“Unemployed men queued outside a depression soup kitchen opened in Chicago by Al Capone,” February 1931. Wikimedia.
As the Depression spread, public blame settled on President Herbert Hoover and the conservative politics of the Republican Party. But Hoover was as much victim as perpetrator, a man who had the misfortune of becoming a visible symbol for large invisible forces. In 1928 Hoover had no reason to believe that his presidency would be any different than that of his predecessor, Calvin Coolidge, whose time in office was marked by relative government inaction, seemingly rampant prosperity, and high approval ratings.
Coolidge had decided not to seek a second term in 1928. A man of few words, “Silent Cal” publicized this decision by handing a scrap of paper to a reporter that simply read: “I do not choose to run for president in 1928.” The race therefore became a contest between the Democratic governor of New York, Al Smith, whose Catholic faith and immigrant background aroused nativist suspicions and whose connections to Tammany Hall and anti-Prohibition politics offended reformers, and the Republican candidate, Herbert Hoover, whose All-American, Midwestern, Protestant background and managerial prowess during the First World War endeared him to American voters.
Hoover epitomized the “self-made man.” Orphaned at age 9, he was raised by a strict Quaker uncle on the West Coast. He graduated from Stanford University in 1895 and worked as an engineer for several multinational mining companies. He became a household name during World War I when he oversaw voluntary rationing as the head of the U.S. Food Administration and, after the armistice, served as the Director General of the American Relief Association in Europe. Hoover’s reputation for humanitarian service and problem-solving translated into popular support, even as the public soured on Wilson’s Progressive activism. Hoover was one of the few politicians whose career benefitted from wartime public service. After the war both the Democratic and Republican parties tried to draft him to run for president in 1920.
Hoover declined to run in 1920 and 1924. He served instead as Secretary of Commerce under both Harding and Coolidge, taking an active role in all aspects of government. In 1928, he seemed the natural successor to Coolidge. Politically, aside from the issue of Prohibition (he was a “dry,” Smith a “wet”), Hoover’s platform differed very little from Smith’s, leaving little to discuss during the campaign except personality and religion. Both benefitted Hoover. Smith’s background engendered opposition from otherwise solid Democratic states, especially in the South, where his Catholic, ethnic, urban, and anti-Prohibition background were anathema. His popularity among urban ethnic voters counted for little. Several southern states, in part owing to the work of itinerant evangelical politicking, voted Republican for the first time since Reconstruction. Hoover won in a landslide, taking nearly 60% of the popular vote.

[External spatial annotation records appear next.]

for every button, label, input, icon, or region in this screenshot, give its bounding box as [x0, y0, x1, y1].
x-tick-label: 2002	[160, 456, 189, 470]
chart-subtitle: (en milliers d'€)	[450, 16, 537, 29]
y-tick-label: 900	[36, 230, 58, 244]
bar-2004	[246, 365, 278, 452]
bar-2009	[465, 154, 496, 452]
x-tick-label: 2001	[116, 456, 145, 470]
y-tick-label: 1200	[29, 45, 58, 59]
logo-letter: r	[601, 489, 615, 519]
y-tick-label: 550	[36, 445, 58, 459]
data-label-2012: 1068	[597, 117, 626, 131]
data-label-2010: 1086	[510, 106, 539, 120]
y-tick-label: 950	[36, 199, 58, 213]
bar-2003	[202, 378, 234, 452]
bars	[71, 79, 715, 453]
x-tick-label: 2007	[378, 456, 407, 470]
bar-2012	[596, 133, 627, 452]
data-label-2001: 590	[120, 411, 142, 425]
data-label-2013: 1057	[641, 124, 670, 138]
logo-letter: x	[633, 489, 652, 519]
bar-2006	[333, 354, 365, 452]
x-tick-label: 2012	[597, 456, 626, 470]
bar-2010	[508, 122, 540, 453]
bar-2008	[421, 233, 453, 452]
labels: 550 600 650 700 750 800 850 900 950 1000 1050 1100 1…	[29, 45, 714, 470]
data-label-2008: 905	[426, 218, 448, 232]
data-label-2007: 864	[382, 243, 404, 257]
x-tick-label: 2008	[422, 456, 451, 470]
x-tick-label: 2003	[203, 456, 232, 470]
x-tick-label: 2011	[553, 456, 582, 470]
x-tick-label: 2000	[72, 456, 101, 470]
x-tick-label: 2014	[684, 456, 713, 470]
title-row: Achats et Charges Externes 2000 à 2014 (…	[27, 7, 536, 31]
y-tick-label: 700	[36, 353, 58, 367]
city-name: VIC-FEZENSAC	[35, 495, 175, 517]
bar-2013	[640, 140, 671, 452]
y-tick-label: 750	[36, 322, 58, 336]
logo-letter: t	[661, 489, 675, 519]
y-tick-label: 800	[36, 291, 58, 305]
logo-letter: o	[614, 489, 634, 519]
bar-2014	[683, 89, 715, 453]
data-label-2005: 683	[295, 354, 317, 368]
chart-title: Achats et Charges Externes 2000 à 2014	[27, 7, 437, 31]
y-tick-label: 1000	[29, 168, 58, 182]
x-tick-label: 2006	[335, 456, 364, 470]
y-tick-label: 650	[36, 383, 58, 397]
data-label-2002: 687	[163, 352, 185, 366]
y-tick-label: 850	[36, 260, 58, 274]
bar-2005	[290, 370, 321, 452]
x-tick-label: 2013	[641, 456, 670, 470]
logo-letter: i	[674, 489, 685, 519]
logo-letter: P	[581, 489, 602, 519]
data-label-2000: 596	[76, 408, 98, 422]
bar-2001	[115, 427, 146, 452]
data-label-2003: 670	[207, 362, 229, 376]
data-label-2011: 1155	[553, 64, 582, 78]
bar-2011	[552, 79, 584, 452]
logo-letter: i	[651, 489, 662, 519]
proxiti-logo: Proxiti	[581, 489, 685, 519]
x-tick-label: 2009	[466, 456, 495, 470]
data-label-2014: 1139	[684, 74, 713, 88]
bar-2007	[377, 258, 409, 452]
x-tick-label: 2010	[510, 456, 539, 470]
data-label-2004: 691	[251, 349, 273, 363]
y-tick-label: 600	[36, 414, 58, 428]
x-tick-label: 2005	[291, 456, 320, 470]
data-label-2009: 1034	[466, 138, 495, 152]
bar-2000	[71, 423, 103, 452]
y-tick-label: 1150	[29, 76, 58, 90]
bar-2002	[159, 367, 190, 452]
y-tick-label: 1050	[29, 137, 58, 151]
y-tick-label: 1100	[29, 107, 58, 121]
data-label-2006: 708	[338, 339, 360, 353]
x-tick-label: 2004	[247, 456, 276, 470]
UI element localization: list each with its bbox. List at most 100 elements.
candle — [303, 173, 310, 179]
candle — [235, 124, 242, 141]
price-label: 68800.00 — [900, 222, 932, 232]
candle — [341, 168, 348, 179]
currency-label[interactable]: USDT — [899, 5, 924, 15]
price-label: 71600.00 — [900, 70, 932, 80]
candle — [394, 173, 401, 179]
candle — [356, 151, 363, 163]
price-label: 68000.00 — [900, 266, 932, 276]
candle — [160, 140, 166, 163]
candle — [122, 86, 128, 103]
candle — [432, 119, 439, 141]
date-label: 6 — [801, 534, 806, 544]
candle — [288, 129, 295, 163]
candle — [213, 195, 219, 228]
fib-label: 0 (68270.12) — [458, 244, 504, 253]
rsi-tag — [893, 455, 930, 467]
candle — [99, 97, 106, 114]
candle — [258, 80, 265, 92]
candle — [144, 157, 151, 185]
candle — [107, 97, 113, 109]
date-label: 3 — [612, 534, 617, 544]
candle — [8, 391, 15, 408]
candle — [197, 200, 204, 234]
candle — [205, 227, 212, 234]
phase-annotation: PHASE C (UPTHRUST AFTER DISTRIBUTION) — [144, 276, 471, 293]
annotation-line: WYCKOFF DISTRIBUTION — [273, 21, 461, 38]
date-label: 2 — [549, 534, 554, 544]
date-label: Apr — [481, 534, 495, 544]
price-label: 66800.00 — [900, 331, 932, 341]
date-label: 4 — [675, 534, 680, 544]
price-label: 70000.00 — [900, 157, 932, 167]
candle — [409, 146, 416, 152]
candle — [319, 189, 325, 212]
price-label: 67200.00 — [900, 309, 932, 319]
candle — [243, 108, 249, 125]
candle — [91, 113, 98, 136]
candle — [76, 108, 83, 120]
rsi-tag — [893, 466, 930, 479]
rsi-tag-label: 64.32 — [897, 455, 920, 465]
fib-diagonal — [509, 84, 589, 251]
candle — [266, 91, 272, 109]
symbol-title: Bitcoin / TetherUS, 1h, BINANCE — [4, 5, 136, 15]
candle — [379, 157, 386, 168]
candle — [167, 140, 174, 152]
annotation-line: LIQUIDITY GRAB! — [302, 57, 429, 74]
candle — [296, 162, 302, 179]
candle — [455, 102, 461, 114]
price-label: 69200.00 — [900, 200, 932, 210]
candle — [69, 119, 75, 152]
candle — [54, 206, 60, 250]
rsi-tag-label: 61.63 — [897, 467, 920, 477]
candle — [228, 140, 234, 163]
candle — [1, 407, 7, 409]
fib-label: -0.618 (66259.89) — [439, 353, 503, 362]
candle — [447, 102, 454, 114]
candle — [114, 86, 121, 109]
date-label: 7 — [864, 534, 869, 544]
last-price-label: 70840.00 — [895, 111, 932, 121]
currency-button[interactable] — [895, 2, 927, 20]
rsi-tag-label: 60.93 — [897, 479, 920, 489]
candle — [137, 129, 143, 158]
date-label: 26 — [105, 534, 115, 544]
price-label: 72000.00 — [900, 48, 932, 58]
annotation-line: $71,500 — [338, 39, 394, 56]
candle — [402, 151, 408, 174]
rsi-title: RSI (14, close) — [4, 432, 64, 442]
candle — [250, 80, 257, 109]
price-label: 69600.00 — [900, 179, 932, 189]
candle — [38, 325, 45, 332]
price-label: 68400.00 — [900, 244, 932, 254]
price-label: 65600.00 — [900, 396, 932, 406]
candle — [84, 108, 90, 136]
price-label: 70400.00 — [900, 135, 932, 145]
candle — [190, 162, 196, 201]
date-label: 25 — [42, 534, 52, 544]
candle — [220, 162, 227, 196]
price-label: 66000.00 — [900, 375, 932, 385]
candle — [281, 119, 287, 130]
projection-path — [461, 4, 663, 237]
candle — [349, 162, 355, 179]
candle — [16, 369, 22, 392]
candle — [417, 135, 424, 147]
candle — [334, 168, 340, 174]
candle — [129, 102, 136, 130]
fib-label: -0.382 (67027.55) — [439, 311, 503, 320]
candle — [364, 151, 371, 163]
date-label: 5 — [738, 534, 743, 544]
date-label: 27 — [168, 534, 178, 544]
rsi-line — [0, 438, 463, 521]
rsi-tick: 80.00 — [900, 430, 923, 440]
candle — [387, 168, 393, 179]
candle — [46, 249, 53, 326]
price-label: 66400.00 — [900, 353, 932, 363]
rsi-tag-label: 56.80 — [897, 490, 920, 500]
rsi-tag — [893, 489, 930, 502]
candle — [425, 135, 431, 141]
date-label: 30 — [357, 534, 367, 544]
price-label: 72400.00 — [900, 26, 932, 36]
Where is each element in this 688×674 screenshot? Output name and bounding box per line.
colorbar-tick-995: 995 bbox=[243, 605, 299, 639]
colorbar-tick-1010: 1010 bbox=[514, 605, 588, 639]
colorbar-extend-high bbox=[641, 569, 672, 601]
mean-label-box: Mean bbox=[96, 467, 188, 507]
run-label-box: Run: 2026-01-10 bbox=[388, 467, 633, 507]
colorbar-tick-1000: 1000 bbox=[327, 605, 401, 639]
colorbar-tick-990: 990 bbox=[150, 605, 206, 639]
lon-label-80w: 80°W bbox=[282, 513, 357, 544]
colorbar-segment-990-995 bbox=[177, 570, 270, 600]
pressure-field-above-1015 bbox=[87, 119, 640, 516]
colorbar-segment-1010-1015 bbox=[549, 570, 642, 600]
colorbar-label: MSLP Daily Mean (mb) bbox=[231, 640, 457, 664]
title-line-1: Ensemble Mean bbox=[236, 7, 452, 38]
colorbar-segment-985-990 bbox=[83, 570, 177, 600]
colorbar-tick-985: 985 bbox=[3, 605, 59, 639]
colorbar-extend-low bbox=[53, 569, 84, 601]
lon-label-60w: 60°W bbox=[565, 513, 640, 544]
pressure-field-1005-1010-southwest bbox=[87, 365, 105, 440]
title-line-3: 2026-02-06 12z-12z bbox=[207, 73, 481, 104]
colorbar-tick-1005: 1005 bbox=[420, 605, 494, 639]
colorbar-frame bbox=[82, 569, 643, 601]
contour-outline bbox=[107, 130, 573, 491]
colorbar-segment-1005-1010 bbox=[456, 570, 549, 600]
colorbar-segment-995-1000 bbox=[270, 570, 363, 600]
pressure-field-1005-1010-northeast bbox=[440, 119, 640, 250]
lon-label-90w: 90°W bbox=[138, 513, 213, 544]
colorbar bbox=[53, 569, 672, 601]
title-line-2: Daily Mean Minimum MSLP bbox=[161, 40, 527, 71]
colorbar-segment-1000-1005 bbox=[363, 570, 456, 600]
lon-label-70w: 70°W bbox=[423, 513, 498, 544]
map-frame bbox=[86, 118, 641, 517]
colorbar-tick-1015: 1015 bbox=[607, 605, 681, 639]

Although Hoover is sometimes categorized as a “business president” in line with his Republican predecessors, he also embraced an inherent business progressivism, a system of voluntary action called “Associationalism” that assumed Americans could maintain a web of voluntary cooperative organizations dedicated to providing economic assistance and services to those in need. Businesses, the thinking went, would willingly limit harmful practice for the greater economic good. To Hoover, direct government aid would discourage a healthy work ethic while Associationalism would encourage the very self-control and self-initiative that fueled economic growth. But when the Depression exposed the incapacity of such strategies to produce an economic recovery, Hoover proved insufficiently flexible to recognize the limits of his ideology. And when the ideology failed, so too did his presidency.
Hoover entered office upon a wave of popular support, but by October 1929 the economic collapse had overwhelmed his presidency. Like all too many Americans, Hoover and his advisers assumed—or perhaps simply hoped—that the sharp financial and economic decline was a temporary downturn, another “bust” of the inevitable boom-bust cycles that stretched back through America’s commercial history. Many economists argued that periodic busts culled weak firms and paved the way for future growth. And so when suffering Americans looked to Hoover for help, Hoover could only answer with volunteerism. He asked
business leaders to promise to maintain investments and employment and encouraged
state and local charities to provide assistance to those in need. Hoover established the President’s Organization for Unemployment Relief, or POUR, to help organize the efforts of private agencies. While POUR urged charitable giving, charitable relief organizations were overwhelmed by the growing needs of the many multiplying unemployed, underfed, and unhoused Americans. By mid-1932, for instance, a quarter of all of New York’s private charities closed: they had simply run out of money. In Atlanta, solvent relief charities could only provide $1.30 per week to needy families. The size and scope of the Depression overpowered the radically insufficient capacity of private volunteer organizations to mediate the crisis.
By 1932, with the economy long-since stagnant and a reelection campaign looming, Hoover, hoping to stimulate American industry, created the Reconstruction Finance Corporation to provide emergency loans to banks, building-and-loan societies, railroads, and other private industries. It was radical in its use of direct government aid and out of character for the normally laissez-faire
Hoover, but it also bypassed needy Americans to bolster industrial and financial interests. New York Congressman Fiorello LaGuardia, who later served as mayor of New York City, captured public sentiment when he denounced the RFC as a “millionaire’s dole.”